Change of course also for Italy: the CTS has approved the reduction of the quarantine from 14 to 10 days and a single buffer, instead of two, to interrupt it

(Photo: Niels Wenstedt / BSR Agency / Getty Images ) Quarantine will be reduced from 14 to 10 days. While for the positives, a single negative pad will suffice, instead of two, to interrupt the isolation. These are the measures approved during the meeting of the Technical-Scientific Committee, which stressed the need to update the diagnostic path of coronavirus positivity cases. In the wake of the recommendations of the WHO and the American Centers for Disease Control and Prevention (Cdc), Italy has also decided to restrict the quarantine period and eliminate the need for a double swab, as already happens in Germany, where the isolation lasts ten days, and in France even 7. But is it safe to reduce the period of isolation? And what is the scientific evidence that demonstrates this?

The new CTS protocol, in summary, provides for an isolation of at least 10 days for coronavirus positives (of which the last 3 in complete absence of symptoms) and, in the final, a single molecular buffer. If the test result is positive, according to the Ansa report, the patient will have to do another 7 days of isolation, and undergo a new tampon. If this is positive again, he will have to extend the quarantine for another 4 days. Once these are passed, regardless of the result of the last swab, he will still be exempt from isolation and can return to normal life.

While for asymptomatic patients who do not become negativized after 21 days, with a positive response to the swab carried out on the tenth and 17th days, the quarantine will be 21 days, in fact, but not beyond. In asymptomatic cases, the CTS informs, the isolation is interrupted in any case on the 21st day as "the available evidence does not document any case of the presence of competent virus for replication", reads a note. In other words, after this period of time, the viral load is so low that the patient is no longer considered infectious, as demonstrated by international studies. Finally, even for close contacts, fiduciary isolation will have to last 10 days, with a rapid or final molecular antigenic swab, which could be made by family doctors and pediatricians. "In order to achieve the strategic objective connected to the sustainability of the diagnostic system of cases of coronavirus positivity", they say from the CTS, "we also believe it is necessary to involve general practitioners and pediatricians of free choice for the precious and fundamental contribution that they will be able to ensure in the execution of swabs, in order to essentially support the health system in the country ".

We recall that the first to propose the easing of quarantine measures was the WHO, when last June it decided to change the definition of a patient recovered from the coronavirus. As we told you, in fact, the recommendations for discharge from quarantine, without the need for a double swab, included: for symptomatic patients 10 days after the onset of symptoms, plus at least 3 days without symptoms (including fever and respiratory symptoms ). For asymptomatic patients, on the other hand, 10 days after the positive test for the new coronavirus.

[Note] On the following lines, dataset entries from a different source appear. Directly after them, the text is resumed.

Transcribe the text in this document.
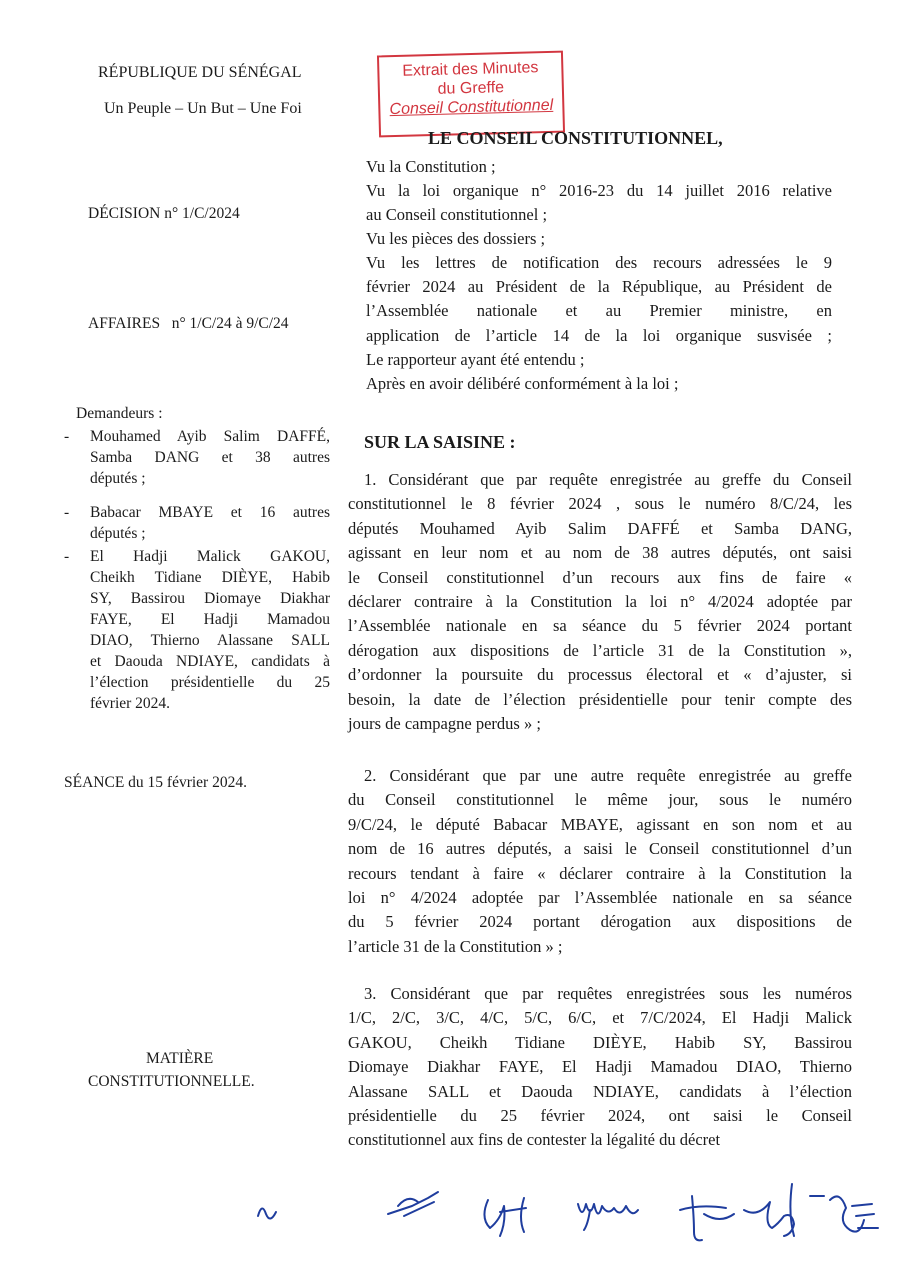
RÉPUBLIQUE DU SÉNÉGAL
Un Peuple – Un But – Une Foi
Extrait des Minutes
du Greffe
Conseil Constitutionnel
LE CONSEIL CONSTITUTIONNEL,
Vu la Constitution ;
Vu la loi organique n° 2016-23 du 14 juillet 2016 relative
au Conseil constitutionnel ;
Vu les pièces des dossiers ;
Vu les lettres de notification des recours adressées le 9
février 2024 au Président de la République, au Président de
l’Assemblée nationale et au Premier ministre, en
application de l’article 14 de la loi organique susvisée ;
Le rapporteur ayant été entendu ;
Après en avoir délibéré conformément à la loi ;
DÉCISION n° 1/C/2024
AFFAIRES   n° 1/C/24 à 9/C/24
Demandeurs :
- Mouhamed Ayib Salim DAFFÉ,
Samba DANG et 38 autres
députés ;
- Babacar MBAYE et 16 autres
députés ;
- El Hadji Malick GAKOU,
Cheikh Tidiane DIÈYE, Habib
SY, Bassirou Diomaye Diakhar
FAYE, El Hadji Mamadou
DIAO, Thierno Alassane SALL
et Daouda NDIAYE, candidats à
l’élection présidentielle du 25
février 2024.
SÉANCE du 15 février 2024.
MATIÈRE
CONSTITUTIONNELLE.
SUR LA SAISINE :
1. Considérant que par requête enregistrée au greffe du Conseil
constitutionnel le 8 février 2024 , sous le numéro 8/C/24, les
députés Mouhamed Ayib Salim DAFFÉ et Samba DANG,
agissant en leur nom et au nom de 38 autres députés, ont saisi
le Conseil constitutionnel d’un recours aux fins de faire «
déclarer contraire à la Constitution la loi n° 4/2024 adoptée par
l’Assemblée nationale en sa séance du 5 février 2024 portant
dérogation aux dispositions de l’article 31 de la Constitution »,
d’ordonner la poursuite du processus électoral et « d’ajuster, si
besoin, la date de l’élection présidentielle pour tenir compte des
jours de campagne perdus » ;
2. Considérant que par une autre requête enregistrée au greffe
du Conseil constitutionnel le même jour, sous le numéro
9/C/24, le député Babacar MBAYE, agissant en son nom et au
nom de 16 autres députés, a saisi le Conseil constitutionnel d’un
recours tendant à faire « déclarer contraire à la Constitution la
loi n° 4/2024 adoptée par l’Assemblée nationale en sa séance
du 5 février 2024 portant dérogation aux dispositions de
l’article 31 de la Constitution » ;
3. Considérant que par requêtes enregistrées sous les numéros
1/C, 2/C, 3/C, 4/C, 5/C, 6/C, et 7/C/2024, El Hadji Malick
GAKOU, Cheikh Tidiane DIÈYE, Habib SY, Bassirou
Diomaye Diakhar FAYE, El Hadji Mamadou DIAO, Thierno
Alassane SALL et Daouda NDIAYE, candidats à l’élection
présidentielle du 25 février 2024, ont saisi le Conseil
constitutionnel aux fins de contester la légalité du décret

A choice, explained by the WHO, taken in the light of the ever increasing evidence, according to which the virus is rarely present in respiratory samples of patients 9 days after the onset of symptoms. "The updated criteria reflect recent findings that patients whose symptoms have resolved may still test positive for the novel coronavirus using the Rt-Pcr swab for many weeks," the document reads. "Despite this positive test result, these patients are unlikely to be infectious and therefore unlikely to be able to transmit the virus to another person."

Subsequently, the American CDC also expressed the same opinion. Mentioning over 15 international studies that analyzed the length of the infection, the persistence of the viral load, the infectiveness of asymptomatic patients, they highlighted how the amount of live viral material in the respiratory tract was significantly reduced immediately after the onset of symptoms. Not only that: according to studies, the duration of infectivity in most patients is no longer than ten days from the onset of symptoms. "The evidence tells us that contagiousness drops drastically 7-10 days after the onset of symptoms, and that after 10 days it is difficult to find traces of the virus", Antonella Viola, immunologist, scientific director of the 'City of Hope and Ordinary Pediatric Research Institute of General Pathology at the University of Padua, in which it suggested adhering to WHO recommendations, restricting quarantine and eliminating the double swab.